Predictive Maintenance Vision AI Pipeline Blueprint#
Blueprint Series — Edge AI Predictive Maintenance for Critical Infrastructure
Multi-Agent Reasoning + Edge Vision with Intel OpenVINO
This blueprint, built around a real pipeline defect dataset with six defect classes, demonstrates how edge vision AI and multi-agent reasoning with Intel OpenVINO can power a new generation of predictive maintenance workflows that go beyond simple detection into structured analysis, policy enforcement, and evidence-grade audit trails.
It uses the three-unit architecture: a vision inference layer that detects defects in real time, a structured data layer that persists every detection in SQLite, and a multi-agent reasoning layer — coordinated by LangGraph — where specialized agents generate policy rules, filter and analyze detections, produce compliance audit trails, and render self-contained HTML tickets. All of it runs on a single Intel edge node.

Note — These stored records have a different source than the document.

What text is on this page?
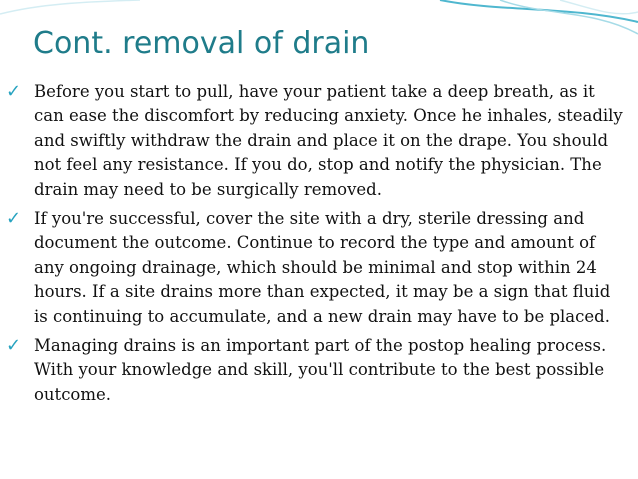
Cont. removal of drain
✓ Before you start to pull, have your patient take a deep breath, as it can ease the discomfort by reducing anxiety. Once he inhales, steadily and swiftly withdraw the drain and place it on the drape. You should not feel any resistance. If you do, stop and notify the physician. The drain may need to be surgically removed.
✓ If you're successful, cover the site with a dry, sterile dressing and document the outcome. Continue to record the type and amount of any ongoing drainage, which should be minimal and stop within 24 hours. If a site drains more than expected, it may be a sign that fluid is continuing to accumulate, and a new drain may have to be placed.
✓ Managing drains is an important part of the postop healing process. With your knowledge and skill, you'll contribute to the best possible outcome.
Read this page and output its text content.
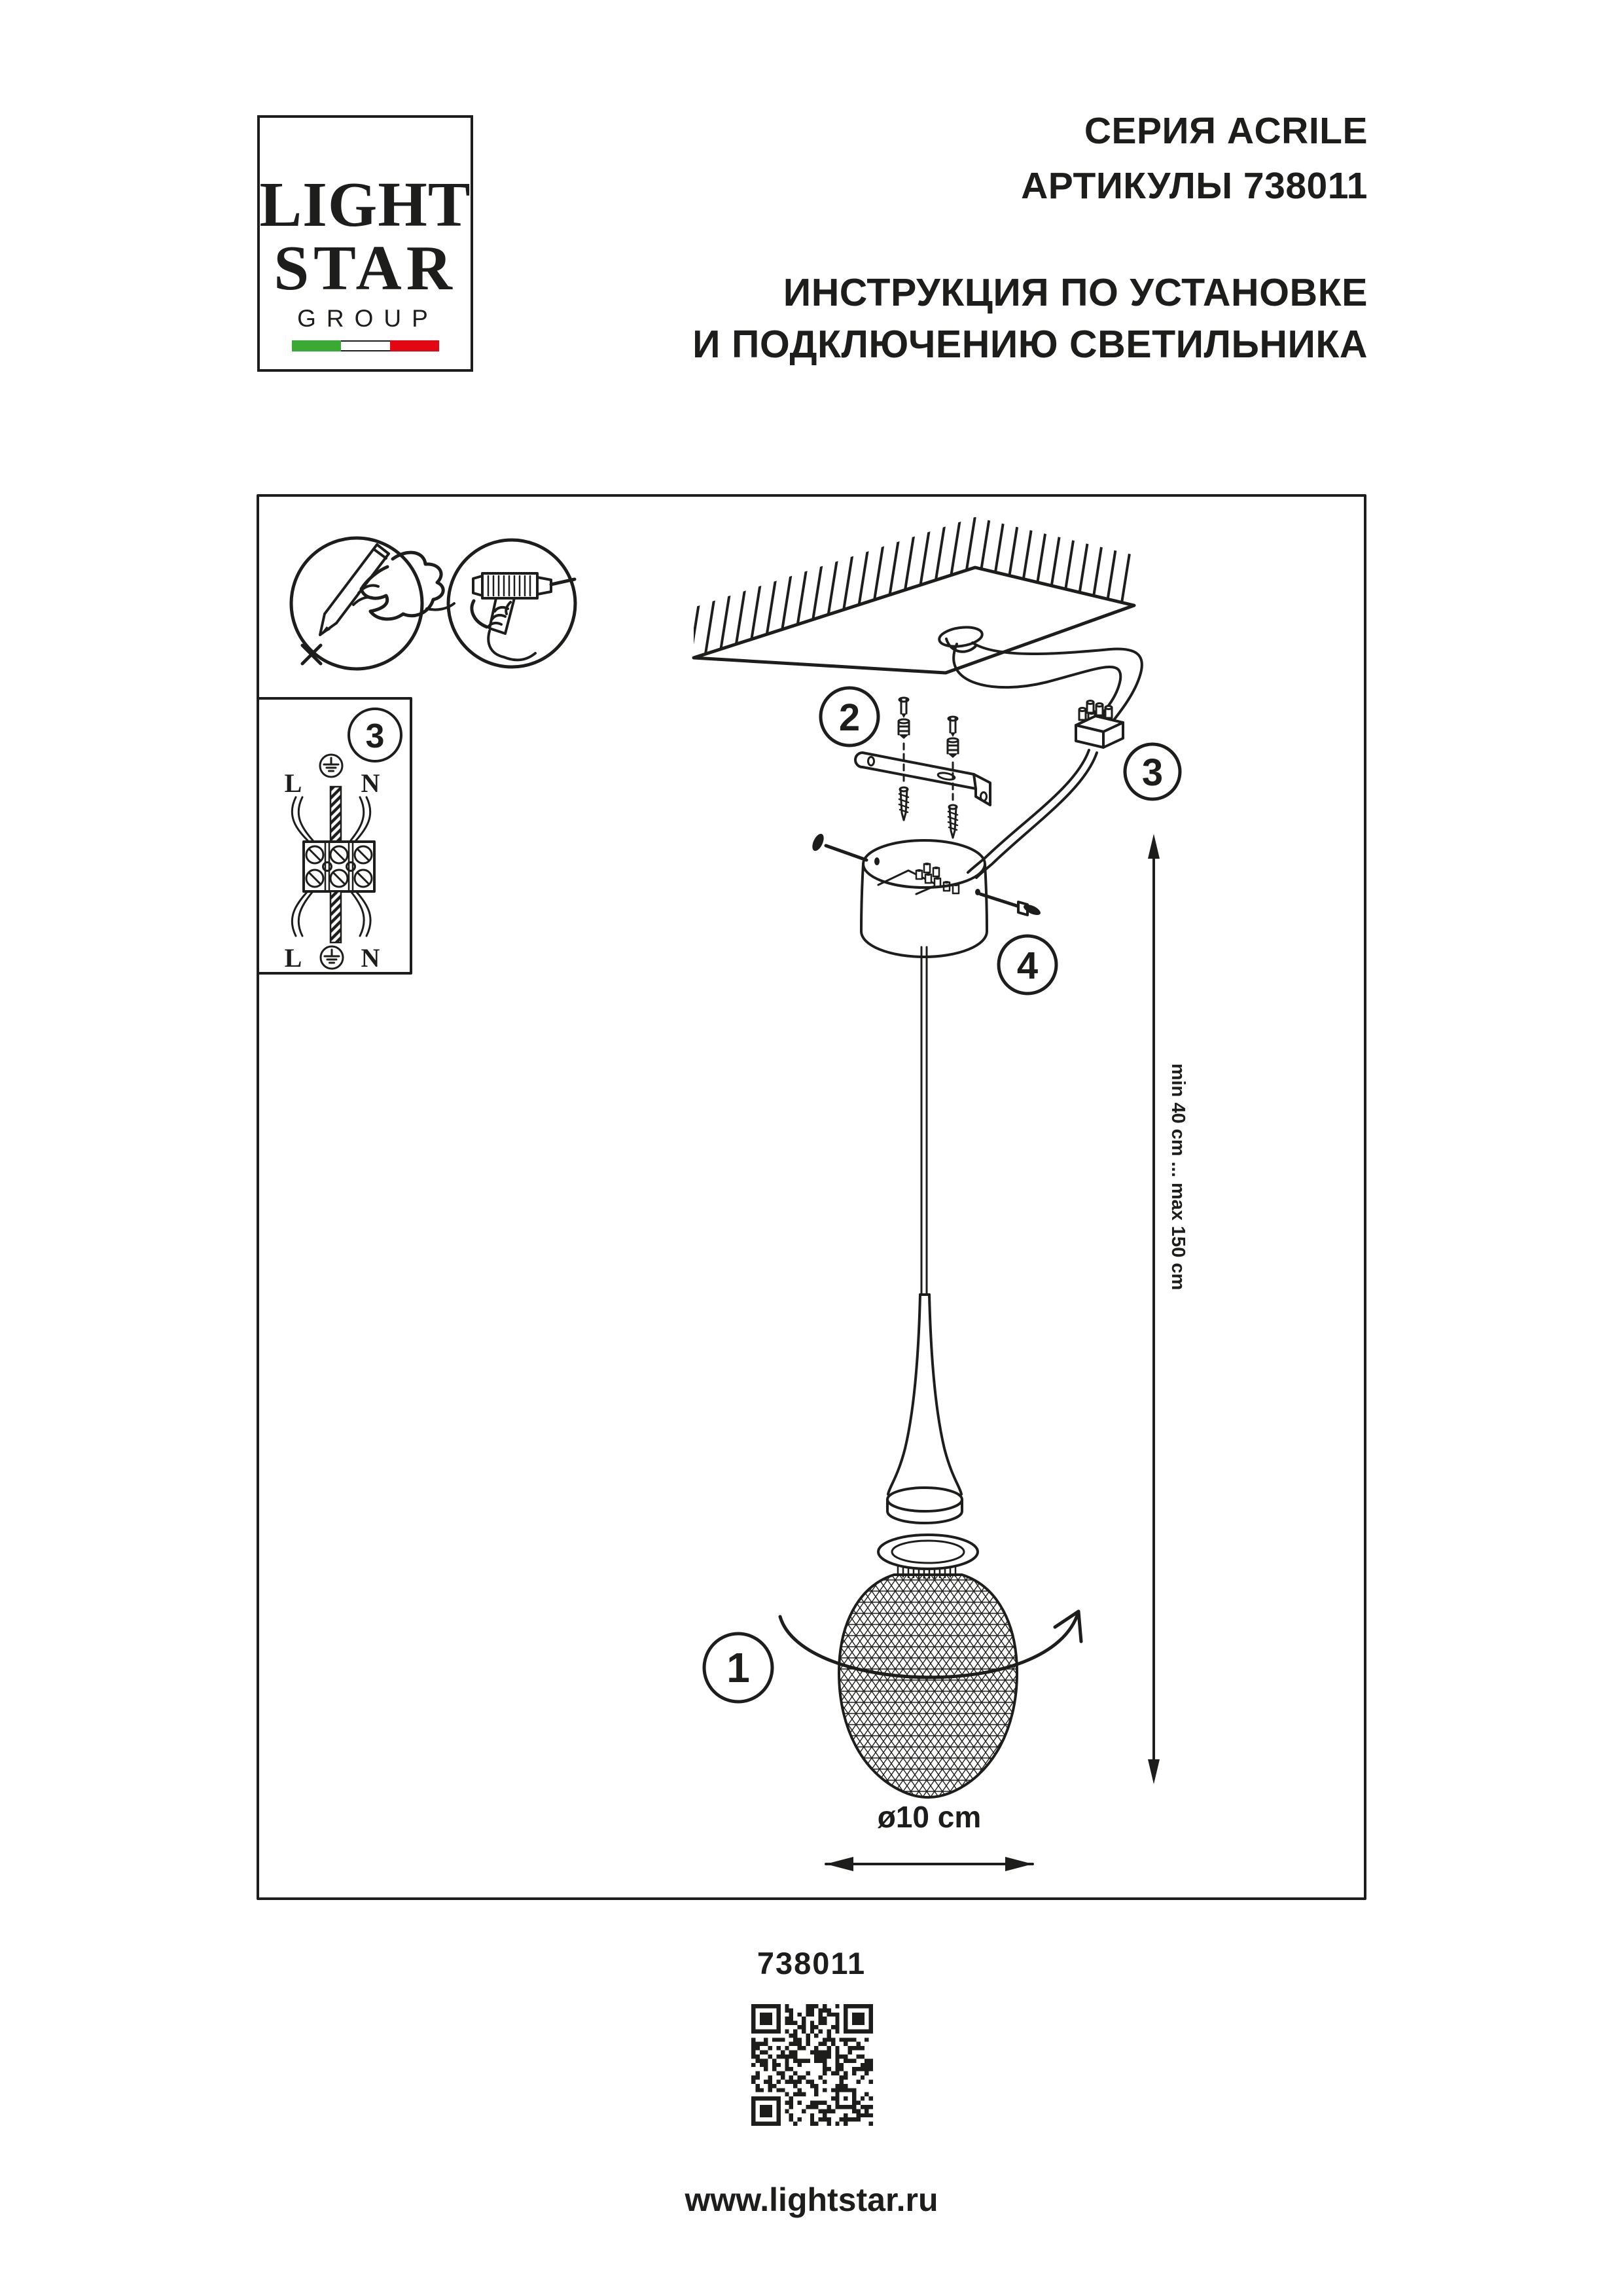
3
2
4
1
min 40 cm ... max 150 cm
ø10 cm
3
L N
L N
LIGHT
STAR
GROUP
СЕРИЯ ACRILE
АРТИКУЛЫ 738011
ИНСТРУКЦИЯ ПО УСТАНОВКЕ
И ПОДКЛЮЧЕНИЮ СВЕТИЛЬНИКА
738011
www.lightstar.ru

For the full description and user guide, refer to the Predictive Maintenance Pipeline Blueprint Documentation, including a quick-start guide
The Dataset and Defect Classes#
The system is designed around industrial pipeline defect detection, with a dataset that exercises six distinct defect categories:
Defect Class |
Description |
|---|---|
Deformation |
Structural warping or bending of pipeline segments |
Obstacle |
Foreign objects or debris obstructing the pipeline path |
Rupture |
Breaks or tears in the pipeline wall — a critical, high-severity defect |
Disconnect |
Separation at joints or coupling points — a critical, high-severity defect |
Misalignment |
Positional offset between connected pipeline segments |
Deposition |
Material buildup (corrosion, sediment, biological growth) on surfaces |
This blueprint is a proof of concept and is not intended for production use.